Ouvrage collectif, « La Chambre d’écho » questionne l’imbrication entre crise et littérature. Alors que l’épidémie de Covid empêche les réunions, c’est sur zoom que se tient le débat pour la remise du prix littéraire Alain Spiess en 2020.
Cette expérience virtuelle, où l’amitié est plus que présente, sera retranscrite sous la forme de livre où les textes s’emmêlent. Cet ouvrage rassemble une myriade d’écrits littéraires, théoriques, professionnels ou amateurs. Dans l’introduction, le lauréat du prix Goncourt en 2017 Nicolas Mathieu fait deux constats. Tout d’abord, la crise n’est plus un état temporaire, ensuite la littérature peut encore quelque chose dans le monde. Il écrit ceci :
La littérature peut donc être le greffier de la crise, en fait l’inventaire aussi bien que la radiographie, mais (…) elle doit craindre de se perdre dès lors qu’elle vise la résolution de crise.
La crise sanitaire
« À l’origine, terme médical, la crise est ce moment particulier et décisif où la maladie peut évoluer en bien ou en mal » écrit Véronique Jacob. La crise sanitaire a mis le pays à l’arrêt. Différents changements et événements ont eu lieu : confinements successifs, petits espaces, relations rendues impossibles. Durant cette période, certains arrêtent d’écrire et de lire. D’autres témoignent via les réseaux sociaux. D’autres encore tiennent un journal du dérangement de leur quotidien.
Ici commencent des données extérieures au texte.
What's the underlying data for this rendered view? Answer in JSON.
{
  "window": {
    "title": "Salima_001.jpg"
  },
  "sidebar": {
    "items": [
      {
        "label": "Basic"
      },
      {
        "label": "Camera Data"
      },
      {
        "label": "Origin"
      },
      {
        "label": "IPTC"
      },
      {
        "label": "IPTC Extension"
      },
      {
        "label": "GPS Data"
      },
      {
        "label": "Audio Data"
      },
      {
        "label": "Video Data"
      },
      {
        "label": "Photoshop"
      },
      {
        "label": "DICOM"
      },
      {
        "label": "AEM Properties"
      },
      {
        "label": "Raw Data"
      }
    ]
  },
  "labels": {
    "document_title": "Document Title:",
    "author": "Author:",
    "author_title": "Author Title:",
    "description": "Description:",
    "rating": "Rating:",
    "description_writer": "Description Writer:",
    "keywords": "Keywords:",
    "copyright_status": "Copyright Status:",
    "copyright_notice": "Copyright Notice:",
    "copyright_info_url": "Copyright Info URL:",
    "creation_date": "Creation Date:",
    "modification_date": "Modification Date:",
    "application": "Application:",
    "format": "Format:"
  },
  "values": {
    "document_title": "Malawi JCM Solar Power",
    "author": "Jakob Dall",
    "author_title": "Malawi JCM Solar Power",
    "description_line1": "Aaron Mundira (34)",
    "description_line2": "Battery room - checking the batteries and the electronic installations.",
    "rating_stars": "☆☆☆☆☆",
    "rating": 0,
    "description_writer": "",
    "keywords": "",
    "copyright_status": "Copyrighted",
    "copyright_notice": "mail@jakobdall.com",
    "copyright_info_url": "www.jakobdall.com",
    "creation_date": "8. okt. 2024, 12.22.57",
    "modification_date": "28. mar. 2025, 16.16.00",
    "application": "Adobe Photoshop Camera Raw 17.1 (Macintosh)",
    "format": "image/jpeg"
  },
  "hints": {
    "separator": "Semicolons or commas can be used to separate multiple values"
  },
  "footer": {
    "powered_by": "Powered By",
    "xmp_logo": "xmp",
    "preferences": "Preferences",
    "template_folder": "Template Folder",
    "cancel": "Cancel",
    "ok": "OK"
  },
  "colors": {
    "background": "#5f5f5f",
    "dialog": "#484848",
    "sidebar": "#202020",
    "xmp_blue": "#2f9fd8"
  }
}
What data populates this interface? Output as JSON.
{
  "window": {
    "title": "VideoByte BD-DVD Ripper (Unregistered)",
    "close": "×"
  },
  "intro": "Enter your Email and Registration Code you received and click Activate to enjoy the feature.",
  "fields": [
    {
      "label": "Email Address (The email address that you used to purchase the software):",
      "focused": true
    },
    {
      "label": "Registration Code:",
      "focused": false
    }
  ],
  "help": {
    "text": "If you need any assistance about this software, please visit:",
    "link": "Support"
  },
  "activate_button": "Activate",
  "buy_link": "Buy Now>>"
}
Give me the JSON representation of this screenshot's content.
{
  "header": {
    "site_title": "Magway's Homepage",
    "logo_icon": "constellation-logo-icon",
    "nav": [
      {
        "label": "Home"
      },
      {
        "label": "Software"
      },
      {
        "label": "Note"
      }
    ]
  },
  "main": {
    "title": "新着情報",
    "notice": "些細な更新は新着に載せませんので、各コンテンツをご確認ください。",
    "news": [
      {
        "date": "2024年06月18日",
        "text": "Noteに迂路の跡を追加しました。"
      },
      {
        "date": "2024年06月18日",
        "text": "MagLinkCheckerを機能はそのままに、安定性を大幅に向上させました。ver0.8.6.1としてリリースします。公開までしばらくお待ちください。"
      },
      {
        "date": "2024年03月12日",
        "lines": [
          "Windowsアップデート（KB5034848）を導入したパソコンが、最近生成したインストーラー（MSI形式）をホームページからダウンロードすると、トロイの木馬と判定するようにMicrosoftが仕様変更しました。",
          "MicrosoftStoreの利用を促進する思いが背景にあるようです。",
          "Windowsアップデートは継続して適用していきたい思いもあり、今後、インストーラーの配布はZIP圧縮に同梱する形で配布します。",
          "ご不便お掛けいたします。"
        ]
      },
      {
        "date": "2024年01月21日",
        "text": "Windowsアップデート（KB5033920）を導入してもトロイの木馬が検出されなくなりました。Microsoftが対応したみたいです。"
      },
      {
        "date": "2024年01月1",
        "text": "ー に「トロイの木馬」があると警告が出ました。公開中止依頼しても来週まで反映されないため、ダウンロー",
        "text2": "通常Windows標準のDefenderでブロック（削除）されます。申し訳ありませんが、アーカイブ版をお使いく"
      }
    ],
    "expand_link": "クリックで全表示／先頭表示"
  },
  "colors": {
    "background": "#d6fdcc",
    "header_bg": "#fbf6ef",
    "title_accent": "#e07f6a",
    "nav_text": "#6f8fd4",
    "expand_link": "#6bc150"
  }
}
Une chose est sûre : enfermement, temporalité et solitude sont des thèmes qui ont infusé la conscience collective.
Chacun, différemment, aborde son impression. Au début, ce temps arrêté ressemble à celui que s’aménage l’artiste ou l’écrivain en organisant son temps comme il l’entend. Puis, cette liberté se transformant en obligation, elle fait naître de l’angoisse et de l’inquiétude. Geneviève Damas fait part de sa difficulté à vivre sans s’étreindre :
J’ai compris à quoi ressemble une vie si personne ne vous touche. J’aime prendre la main, saisir un bras, donner un coup de coude, caresser une joue, serrer dans les bras, fort, fort, fort. Peau contre peau. Sans contact, la vie ne ressemble pas à grand-chose. Elle n’est ni belle, ni utile, juste triste comme la pluie et encore la pluie, c’est parfois magnifique.
La crise sous toutes ses formes
Cependant, l’ouvrage ne se limite pas à l’aspect sanitaire de la crise mais prend aussi en compte les autres types de crises et de conflits qui régissent nos existences : la crise d’adolescence, les difficultés de couple, la crise écologique, la crise de la quarantaine, la crise migratoire. La littérature raconte et rend vivantes ces crises plurielles. Françoise Spiess témoigne de ce lien entre crise et littérature en écrivant :
On voit donc (…) que les crises que nous traversons sont relayées par les écrivains, qu’ils les transfigurent pour nous donner à voir ce que nous ne voyons parfois plus, tant ces misères économiques, écologiques, psychologiques, nous sont devenues familières.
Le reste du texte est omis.